Note (June 23) – I’ve made a decision, rather than continue to struggle with space on the master unit – and in order to use the same final circuit board on the master as will be used on the slaves – to eliminate IO control on the master – hence freeing up plenty of space. The master unit will concern itself with handling keepalive signals from the slaves, talking to the Internet and handling thermostatic calculations. After much thought this is the better way to go rather than having special cases all over the place for “local” controls.
The DISPLAY is made possible by software which costs a pound or so called NETIO and is available for Android and iOS. It is a customisable App that works on the phone complete with web tools to develop such panels without programming as such.
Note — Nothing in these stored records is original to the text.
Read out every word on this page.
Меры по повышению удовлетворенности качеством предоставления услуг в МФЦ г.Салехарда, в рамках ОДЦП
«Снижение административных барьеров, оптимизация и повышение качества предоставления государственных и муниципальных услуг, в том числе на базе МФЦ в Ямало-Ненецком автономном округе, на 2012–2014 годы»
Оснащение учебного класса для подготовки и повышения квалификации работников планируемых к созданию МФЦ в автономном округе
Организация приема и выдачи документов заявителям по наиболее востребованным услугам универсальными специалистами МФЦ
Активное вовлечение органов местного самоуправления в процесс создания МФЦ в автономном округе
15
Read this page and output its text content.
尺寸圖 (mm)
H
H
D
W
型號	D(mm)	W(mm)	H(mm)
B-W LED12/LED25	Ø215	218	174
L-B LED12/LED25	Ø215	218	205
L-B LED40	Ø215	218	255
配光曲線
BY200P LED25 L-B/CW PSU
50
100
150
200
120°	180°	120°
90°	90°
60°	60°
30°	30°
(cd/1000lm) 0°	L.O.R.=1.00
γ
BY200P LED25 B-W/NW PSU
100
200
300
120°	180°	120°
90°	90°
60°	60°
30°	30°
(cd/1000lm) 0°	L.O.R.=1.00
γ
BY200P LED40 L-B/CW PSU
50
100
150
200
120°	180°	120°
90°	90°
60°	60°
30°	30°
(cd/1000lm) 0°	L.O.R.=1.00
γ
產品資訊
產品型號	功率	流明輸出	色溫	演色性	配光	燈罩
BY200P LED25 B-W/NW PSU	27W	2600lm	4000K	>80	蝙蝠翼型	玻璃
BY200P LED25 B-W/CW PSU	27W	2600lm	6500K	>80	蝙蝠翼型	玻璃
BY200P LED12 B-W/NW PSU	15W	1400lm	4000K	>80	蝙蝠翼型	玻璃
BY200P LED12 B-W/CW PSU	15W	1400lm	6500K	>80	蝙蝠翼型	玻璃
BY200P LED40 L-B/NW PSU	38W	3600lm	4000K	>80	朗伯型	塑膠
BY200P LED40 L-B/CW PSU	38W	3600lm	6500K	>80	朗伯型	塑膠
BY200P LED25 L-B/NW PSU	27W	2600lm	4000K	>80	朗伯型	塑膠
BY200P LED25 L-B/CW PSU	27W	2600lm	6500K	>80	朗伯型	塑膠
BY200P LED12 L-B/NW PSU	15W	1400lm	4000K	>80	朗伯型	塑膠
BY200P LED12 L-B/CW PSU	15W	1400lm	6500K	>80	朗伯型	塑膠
Essentially, the panel works by sending simple commands from the phone over WIFI or 3G to a web server running what is referred to as a WEB SOCKET – i.e. the basic underlying mechanism behind a web page but without all the extras – after all we’re talking simple commands here – it just needs to be very reliable.
And what and where is the “socket server”? It is software running on an Atmel chip of course – but the server is relatively simple (it’s actually complicated but we don’t need to know that as we just use a freely available library accepting commands and returning text responses). The rest of the code on the Arduino concerns itself with checking temperatures and firing off remote commands by radio to other boards. The App merely puts the end-user gloss on it. The radio is based on something I’ve written about before – RF24NETWORK which never worked properly in the past due to a minor issue in the underlying radio library and my own incompetence in not putting a smoothing capacitor on the radio board. But that’s all covered elsewhere.
Currently I have a board sitting on my bench talking to the App on my phone, over the Internet. On the top right you’ll see an image – I’m using a standard board for the purpose of experimenting – an Arduino Uno board at the back with an Ethernet “shield” sitting on top of it – together with a couple of test-wired Dallas 3-pin temperature-reading chips that look like simple transistors and actually only need 2 wires to work (but I’m using 3). In the foreground is a twin relay board of the type I’m using to control things such as lights or heating system thermostat replacement. I could just as easily use opto-coupled triacs. Note that the final unit has no wiring for LOCAL controls – these are all handled on the slave radio units.
In addition, there was enough room in the master board software to call an Internet TIME service and that keeps the local clock accurate – and also sends the time in the 4-byte time_t format to the slaves. As these have the real time clock software in them – they can be updated automatically by incoming packages – and hence use the time for whatever purpose…. providing time displays on household gadgets etc… one example – I have a SAD light in the bedroom which runs on a software clock only which in time becomes inaccurate – with the simple addition of the radio network and a little software, this when upgraded will keep perfect time.
This is only for the purpose of testing and the hardware above probably comes to £30 – but an Arduino clone can be had for as little as £4 or so, while the “Ethernet shield” will hopefully be replaced by a cheaper Ethernet board which can cost barely more than £4. Currently the one I’m using is around £12 – but this is only needed on your main board! The slave boards are even more inexpensive as all they need is a radio card – and so you can see it is possible to put together something for very little money.
The radio unit at the end of the chain shown below right costs excluding case and USB power less than a tenner. That board is the one supplying temperature and humidity readings in the top display. The blue item underneath is the sensor – it is pointless putting it inside the case as any residual heat no matter how little in the circuitry will affect readings.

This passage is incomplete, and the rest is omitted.